3. We tried in different molds two different binding material: Epoxi and white glue; both had very similar results in apperance and hardness. For the Epoxi we mixed 100g of catalyser and 30g of Epoxi. We used Epoxi in this experiment due to its characteristic of drying fast, however it is not recommended for it is not an eco-friendly material.

4. Next, we applied small pieces of textiles of different textures and color in the molds using a brush soaked with the binding material and taking care not to create air bubbles in the textiles. The bubbles must be removed in case it will not be dried in a vacuum machine.

5. At least 3 layers of textiles should be added. The quantity of layers depends on the thickness of the textile and the hardness that should be achieved.

6. The molds with the layered composites should be placed in the vacuum machine with a plastic foil on top, except the negative molds, which should be dried naturally. After starting the vacuum machine it is recommended to press gently the corners and details to assure that all air is taken and the details will be shaped.

Designing the mold

I first tried to design my mold using Fusion 360. I wanted to create the bowl with geometric shapes combining 2 different polygons on top and bottom. My first attempt was combining two twisted squares of different sizes but I could not create the triangular shapes that would link the squares and form the sides due to my lack of proficiency with the software. Since I have more knowledge of the Rhino software for 3D modelling I decided to design it in Rhino and import the form in Fusion to prepare the file to milling. The mold could also be printed in the 3D printer but I decided to mill it in foam using the CNC machine since it is faster than the 3D printer and also for the reason that I already used the 3D printer in previous assigmens and It would be great to learn a new process. In Rhino I managed to create the model shown in fig 7.8 combining an octogon on top with a square on the bottom and closing the sides with triangles.

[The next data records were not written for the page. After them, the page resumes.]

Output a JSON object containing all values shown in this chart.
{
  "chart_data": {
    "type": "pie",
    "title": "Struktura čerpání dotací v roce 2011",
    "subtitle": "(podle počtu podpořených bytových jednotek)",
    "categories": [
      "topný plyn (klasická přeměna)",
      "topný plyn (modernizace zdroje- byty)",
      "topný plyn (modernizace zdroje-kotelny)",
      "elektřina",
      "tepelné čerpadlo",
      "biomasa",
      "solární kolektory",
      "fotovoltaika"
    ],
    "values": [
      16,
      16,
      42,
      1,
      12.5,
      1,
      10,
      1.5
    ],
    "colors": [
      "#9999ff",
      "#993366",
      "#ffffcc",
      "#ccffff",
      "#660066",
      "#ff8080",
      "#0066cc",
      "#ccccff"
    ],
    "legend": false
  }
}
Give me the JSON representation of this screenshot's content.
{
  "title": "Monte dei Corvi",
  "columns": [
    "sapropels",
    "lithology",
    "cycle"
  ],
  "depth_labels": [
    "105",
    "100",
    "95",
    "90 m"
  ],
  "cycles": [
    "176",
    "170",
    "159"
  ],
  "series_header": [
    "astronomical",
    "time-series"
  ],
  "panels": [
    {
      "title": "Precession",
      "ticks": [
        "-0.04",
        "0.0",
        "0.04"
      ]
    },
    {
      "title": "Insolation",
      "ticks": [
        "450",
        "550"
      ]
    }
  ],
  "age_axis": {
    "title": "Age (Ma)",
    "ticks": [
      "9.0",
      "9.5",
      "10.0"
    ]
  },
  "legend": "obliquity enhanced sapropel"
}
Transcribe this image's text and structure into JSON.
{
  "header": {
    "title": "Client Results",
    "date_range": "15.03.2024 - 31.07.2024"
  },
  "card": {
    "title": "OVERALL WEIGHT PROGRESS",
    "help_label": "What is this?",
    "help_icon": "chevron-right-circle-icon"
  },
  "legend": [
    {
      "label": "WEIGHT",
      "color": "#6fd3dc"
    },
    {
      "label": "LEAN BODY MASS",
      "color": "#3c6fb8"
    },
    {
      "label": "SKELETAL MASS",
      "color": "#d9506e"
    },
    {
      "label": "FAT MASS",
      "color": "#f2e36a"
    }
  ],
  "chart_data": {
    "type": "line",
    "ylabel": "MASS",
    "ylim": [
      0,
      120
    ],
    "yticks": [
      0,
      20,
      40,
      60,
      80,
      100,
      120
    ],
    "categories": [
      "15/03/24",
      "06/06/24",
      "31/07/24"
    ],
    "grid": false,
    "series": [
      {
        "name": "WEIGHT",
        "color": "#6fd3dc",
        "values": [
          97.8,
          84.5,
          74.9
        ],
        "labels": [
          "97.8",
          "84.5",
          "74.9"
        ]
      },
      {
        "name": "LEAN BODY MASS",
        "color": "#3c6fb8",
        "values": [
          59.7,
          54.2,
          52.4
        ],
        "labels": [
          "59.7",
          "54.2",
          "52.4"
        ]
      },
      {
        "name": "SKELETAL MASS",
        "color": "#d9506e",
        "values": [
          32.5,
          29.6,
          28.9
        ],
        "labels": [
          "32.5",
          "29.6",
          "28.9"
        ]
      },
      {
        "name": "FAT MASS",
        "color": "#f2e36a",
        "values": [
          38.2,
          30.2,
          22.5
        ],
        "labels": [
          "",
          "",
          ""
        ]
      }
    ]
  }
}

When preparing the block of foam no mill I learned that the machine could mill maximum around 35 mm in height and my mold was 70 mm high. I had to change the form and it turned to be a more similar to a plate than a bowl.

After I imported the file from Rhino to Fusion360 I had some difficulties in setting the starting point axis. For some reason it took many attempts to place the axis of the starting point in the correct point and direction. The Fusion360 software identified each polygon as plane and not the whole object as solid. However, when playing the milling simulation it milled the mold as a solid with no problems. I input the settings according to the bit of the machine we were using and exported the file. After assuring that the milling was on the right track I left the machine to mill overnight.

Building the composite

With the mold ready, I proceeded as explained in the experiment. First glued aluminum folie to it and sprayed the separating solution. The, with the same epoxi mixed with catalyser I added 3 layers of the chosen textile cut in small pieces. After that, I placed the mold covered with plastic in the vacuum machine. I was advised that the strengh of the vacuum could deform slightly the foam mold. To avoid that I turned on the vacuum for 30 min. However, after this period the epoxi was still wet and if I removed them from the vacuum the composite would lose the shape. I decided then to vacuum the air again but leave the model in the machine turned off over night.

In the next day, the composite was dry but the plastic covering it merged with the composite and it was very difficult to remove. The reason for it must be that the plastic used was not the kitchen plastic foil recommended. Also, for some reason, some parts of the textile were not completely embeded in the composite. I cut the loose parts and trimmed the borders to improve the appearance. The results were not quite as expected but the effect of the solidified textile into a shape are in accordance to the initial idea.